A part of the infant’s natural development is related to emotional responses between the mother and infant, which relate them to each other both psychologically and physiologically; this relation can become stronger by the father’s support as a facilitator (6).
The results of the present research showed that the supportive-training intervention of the fathers of the premature infants hospitalized in the NICU led to the significant increase in the mean score of the mother-infant attachment behaviors among the mothers in the intervention group compared to the control group. A study conducted by Melnyk showed that empowering parents had no significant effect on the mother-infant interaction (30), which was not consistent with the results of the present study; such a difference can be attributed to the reasons such as accessibility of information, constant repetition of training through manuals and presence of supportive nurses.

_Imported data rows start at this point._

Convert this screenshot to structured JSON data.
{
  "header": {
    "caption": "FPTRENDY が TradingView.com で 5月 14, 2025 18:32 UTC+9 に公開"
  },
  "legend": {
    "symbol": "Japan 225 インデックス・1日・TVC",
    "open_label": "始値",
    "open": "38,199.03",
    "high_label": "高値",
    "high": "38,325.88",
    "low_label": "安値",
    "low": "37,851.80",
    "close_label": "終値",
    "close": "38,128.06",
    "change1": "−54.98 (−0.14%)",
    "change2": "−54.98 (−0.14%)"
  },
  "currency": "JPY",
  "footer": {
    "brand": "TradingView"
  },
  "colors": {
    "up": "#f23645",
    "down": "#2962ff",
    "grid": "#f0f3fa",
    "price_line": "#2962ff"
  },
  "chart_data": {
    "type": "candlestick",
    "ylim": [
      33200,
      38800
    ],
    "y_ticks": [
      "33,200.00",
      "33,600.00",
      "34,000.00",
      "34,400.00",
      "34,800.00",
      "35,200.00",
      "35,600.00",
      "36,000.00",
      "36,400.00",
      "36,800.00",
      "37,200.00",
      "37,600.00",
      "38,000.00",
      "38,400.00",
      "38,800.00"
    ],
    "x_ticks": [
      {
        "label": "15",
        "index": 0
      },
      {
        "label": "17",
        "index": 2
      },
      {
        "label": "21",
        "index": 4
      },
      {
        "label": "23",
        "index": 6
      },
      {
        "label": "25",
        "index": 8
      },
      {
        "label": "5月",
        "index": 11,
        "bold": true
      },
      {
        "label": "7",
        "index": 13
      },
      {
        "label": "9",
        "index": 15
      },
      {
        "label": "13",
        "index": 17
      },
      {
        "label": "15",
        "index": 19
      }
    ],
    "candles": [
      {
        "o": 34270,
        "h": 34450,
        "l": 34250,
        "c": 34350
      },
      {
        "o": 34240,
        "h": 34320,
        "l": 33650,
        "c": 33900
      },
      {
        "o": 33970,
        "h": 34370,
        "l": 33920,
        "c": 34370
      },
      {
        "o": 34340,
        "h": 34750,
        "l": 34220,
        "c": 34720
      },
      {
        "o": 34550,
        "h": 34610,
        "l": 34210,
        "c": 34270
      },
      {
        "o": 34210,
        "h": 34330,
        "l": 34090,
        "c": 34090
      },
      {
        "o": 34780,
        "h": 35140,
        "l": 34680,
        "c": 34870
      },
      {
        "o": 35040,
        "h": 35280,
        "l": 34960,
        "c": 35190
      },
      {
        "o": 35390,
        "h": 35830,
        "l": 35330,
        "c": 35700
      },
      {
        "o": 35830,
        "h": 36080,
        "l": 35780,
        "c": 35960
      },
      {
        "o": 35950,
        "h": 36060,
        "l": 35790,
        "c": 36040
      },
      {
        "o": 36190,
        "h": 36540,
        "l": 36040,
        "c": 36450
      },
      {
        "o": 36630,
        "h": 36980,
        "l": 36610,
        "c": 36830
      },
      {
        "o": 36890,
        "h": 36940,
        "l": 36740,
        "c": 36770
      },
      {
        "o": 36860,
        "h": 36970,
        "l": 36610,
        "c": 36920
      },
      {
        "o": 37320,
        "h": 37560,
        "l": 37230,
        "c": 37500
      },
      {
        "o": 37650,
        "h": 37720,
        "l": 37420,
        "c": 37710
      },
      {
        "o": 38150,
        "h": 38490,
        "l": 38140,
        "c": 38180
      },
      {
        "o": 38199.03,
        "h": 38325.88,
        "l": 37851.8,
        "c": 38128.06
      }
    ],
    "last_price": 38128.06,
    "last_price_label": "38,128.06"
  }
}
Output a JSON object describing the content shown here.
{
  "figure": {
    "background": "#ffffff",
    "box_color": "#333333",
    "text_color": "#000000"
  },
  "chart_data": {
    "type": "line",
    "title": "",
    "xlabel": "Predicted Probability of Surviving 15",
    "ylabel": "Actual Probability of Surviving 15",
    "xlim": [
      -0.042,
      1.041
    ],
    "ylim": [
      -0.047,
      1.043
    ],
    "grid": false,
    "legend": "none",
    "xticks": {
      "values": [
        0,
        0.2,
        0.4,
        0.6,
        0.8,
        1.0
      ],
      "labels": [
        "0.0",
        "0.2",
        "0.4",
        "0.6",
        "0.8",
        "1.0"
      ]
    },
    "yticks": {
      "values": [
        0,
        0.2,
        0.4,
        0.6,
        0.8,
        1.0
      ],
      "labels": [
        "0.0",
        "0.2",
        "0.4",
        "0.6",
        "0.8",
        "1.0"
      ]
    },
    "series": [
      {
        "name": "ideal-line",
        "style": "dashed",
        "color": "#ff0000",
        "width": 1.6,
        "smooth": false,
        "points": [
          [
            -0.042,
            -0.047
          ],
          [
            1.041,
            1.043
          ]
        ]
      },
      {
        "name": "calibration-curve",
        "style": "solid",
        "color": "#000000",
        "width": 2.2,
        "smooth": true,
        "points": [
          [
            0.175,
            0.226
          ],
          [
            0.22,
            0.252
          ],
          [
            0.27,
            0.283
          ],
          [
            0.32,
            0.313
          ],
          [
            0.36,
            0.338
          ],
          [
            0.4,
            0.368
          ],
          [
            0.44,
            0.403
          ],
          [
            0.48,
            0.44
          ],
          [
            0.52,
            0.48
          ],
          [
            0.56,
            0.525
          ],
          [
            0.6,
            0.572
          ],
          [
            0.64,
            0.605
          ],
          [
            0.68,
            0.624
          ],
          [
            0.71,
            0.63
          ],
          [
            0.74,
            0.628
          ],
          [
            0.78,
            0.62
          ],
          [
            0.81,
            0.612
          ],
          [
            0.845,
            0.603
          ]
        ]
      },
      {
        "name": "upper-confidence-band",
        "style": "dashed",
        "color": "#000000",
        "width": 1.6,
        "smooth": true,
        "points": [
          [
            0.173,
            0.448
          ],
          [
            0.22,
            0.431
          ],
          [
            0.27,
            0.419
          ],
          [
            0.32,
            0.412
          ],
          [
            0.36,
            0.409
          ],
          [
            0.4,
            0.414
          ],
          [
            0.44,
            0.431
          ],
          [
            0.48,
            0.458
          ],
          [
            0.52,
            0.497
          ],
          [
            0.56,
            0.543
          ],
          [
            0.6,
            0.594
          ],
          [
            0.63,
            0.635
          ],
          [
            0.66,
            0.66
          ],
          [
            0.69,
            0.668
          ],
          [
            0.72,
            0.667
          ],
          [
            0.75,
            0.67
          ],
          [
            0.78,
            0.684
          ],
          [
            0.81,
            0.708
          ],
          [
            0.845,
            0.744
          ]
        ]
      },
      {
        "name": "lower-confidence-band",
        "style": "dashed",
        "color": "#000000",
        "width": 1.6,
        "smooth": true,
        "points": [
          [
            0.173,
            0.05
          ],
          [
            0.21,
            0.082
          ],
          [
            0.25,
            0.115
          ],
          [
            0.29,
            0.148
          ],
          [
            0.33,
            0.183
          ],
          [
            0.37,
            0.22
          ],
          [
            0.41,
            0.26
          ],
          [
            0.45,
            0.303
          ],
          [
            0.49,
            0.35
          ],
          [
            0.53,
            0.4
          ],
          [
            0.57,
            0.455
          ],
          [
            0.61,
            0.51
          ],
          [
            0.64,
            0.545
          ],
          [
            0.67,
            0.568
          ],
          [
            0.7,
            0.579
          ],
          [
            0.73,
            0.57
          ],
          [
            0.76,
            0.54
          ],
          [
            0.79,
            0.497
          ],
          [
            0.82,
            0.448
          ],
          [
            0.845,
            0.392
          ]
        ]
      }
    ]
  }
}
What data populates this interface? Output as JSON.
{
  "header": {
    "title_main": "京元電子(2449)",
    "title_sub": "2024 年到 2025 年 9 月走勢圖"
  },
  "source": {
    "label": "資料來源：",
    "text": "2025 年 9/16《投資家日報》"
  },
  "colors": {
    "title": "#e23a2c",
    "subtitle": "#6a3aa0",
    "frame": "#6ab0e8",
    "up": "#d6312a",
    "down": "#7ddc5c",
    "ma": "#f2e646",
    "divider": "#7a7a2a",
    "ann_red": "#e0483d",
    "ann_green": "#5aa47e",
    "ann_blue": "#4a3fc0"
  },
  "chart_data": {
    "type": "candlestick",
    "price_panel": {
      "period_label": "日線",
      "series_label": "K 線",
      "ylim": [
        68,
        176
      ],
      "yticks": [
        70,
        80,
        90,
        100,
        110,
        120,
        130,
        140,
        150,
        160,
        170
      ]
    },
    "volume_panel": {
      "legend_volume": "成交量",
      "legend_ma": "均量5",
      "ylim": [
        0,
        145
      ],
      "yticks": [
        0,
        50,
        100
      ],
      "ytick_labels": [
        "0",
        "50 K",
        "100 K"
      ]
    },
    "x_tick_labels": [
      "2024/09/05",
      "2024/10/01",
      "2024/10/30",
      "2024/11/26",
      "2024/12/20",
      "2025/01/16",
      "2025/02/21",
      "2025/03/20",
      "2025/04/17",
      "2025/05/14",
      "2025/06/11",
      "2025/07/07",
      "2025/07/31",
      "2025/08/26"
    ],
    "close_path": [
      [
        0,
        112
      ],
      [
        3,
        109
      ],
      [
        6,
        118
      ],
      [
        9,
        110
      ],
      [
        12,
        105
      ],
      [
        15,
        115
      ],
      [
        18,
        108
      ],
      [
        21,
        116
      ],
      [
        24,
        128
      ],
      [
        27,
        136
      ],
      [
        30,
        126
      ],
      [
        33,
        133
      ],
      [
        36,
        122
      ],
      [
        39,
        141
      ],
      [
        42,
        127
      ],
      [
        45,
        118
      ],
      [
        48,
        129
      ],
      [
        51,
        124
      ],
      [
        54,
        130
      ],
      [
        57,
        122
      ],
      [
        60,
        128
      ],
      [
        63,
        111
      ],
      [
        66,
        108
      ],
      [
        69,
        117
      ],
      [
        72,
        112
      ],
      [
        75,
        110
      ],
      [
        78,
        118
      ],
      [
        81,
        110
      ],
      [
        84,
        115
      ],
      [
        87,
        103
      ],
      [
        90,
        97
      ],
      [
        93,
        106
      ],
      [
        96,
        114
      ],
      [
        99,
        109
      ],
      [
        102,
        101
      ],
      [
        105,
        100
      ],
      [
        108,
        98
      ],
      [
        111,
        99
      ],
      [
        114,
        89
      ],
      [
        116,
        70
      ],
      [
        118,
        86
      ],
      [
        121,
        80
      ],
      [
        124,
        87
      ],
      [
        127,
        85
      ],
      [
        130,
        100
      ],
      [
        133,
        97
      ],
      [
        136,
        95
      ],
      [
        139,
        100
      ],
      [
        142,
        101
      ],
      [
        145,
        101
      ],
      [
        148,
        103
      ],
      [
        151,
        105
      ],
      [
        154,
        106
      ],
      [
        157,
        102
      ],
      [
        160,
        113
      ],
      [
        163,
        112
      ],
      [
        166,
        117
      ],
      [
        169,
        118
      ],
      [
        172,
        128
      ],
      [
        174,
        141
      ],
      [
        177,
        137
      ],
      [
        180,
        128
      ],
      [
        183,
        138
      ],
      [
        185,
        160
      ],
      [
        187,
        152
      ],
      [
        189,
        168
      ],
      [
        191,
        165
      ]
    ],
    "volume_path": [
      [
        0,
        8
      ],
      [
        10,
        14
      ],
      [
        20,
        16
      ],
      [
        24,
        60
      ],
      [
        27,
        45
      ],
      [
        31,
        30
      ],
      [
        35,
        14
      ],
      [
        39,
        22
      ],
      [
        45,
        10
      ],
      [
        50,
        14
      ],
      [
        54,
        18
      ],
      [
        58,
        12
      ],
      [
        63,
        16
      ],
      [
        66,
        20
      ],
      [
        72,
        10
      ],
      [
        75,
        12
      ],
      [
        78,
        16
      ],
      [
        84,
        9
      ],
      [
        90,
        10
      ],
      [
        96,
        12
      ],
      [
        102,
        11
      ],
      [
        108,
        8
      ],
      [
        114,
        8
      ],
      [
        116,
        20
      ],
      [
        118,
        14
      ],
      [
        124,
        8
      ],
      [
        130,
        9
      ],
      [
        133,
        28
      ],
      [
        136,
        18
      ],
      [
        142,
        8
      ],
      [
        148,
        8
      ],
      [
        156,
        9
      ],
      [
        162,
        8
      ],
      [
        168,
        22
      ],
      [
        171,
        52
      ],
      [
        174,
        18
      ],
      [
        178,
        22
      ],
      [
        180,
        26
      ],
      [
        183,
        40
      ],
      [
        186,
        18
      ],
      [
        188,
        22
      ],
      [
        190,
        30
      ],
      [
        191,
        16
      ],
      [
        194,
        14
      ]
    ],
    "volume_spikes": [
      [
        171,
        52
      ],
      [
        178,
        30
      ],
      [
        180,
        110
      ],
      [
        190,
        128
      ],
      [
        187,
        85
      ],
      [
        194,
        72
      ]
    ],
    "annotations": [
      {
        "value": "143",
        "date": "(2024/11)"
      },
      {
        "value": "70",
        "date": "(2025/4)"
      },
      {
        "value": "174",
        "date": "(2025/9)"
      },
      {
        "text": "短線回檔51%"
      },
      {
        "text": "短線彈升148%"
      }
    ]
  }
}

However, in the studies conducted by Bergmana (2010) (31), Borimnejad (2012) (32) and Karbandi (2014) (33), performing training interventions on mothers could increase the mother-infant attachment, and involving fathers in the infant caring process as well as having a family-centered view on the subject could cause a reduction in fathers’ stress and positive effects on infants’ maternal cares, which were consistent with the results of the present study.
The findings of the present study also showed that the maximum mean score in the emotional behaviors in both the intervention and control groups belonged to “looking”. Similarly, in the studies conducted by Alaie et al. (2005) (34), Borimnejad et al. (2012) (32) and Vakilian et al. (2007) (35), the maximum mean score in the emotional behaviors in both intervention and control groups belonged to “looking”. Moreover, in the present study, the mothers in the intervention group demonstrated more emotional behaviors in interacting with the infants than those in the control group so that the difference was statistically significant. In their study entitled “study of the effect of a mother empowerment program on attachment of mothers to infants hospitalized in a neonatal intensive care unit”, Korbandi et al. (2014) reported that the empowerment group demonstrated more emotional behaviors (33), which was consistent with the results of the present study. It seems that the training process, as a family-centered care, could increase the infant-mother interactions.
In the present work, the proximity-maintaining behaviors in the both groups obtained the maximum mean score compared to the emotional and caring behaviors; however, the findings of Alaie et al. (2005) showed that caring behaviors were more than proximity-maintaining and emotional behaviors (34), which is not consistent with the findings of the present investigation. In the present study, no significant difference was observed between the groups in terms of proximity-maintaining behaviors, while in the study by Ahn et al. (2010), mothers in the intervention group demonstrated more proximity-maintaining behaviors and the mean score of attachment behaviors in the intervention group was significantly higher than the one in the control group (36). The reason for this inconsistency can be due to the type of applied intervention that increased the mother-infant skin contact.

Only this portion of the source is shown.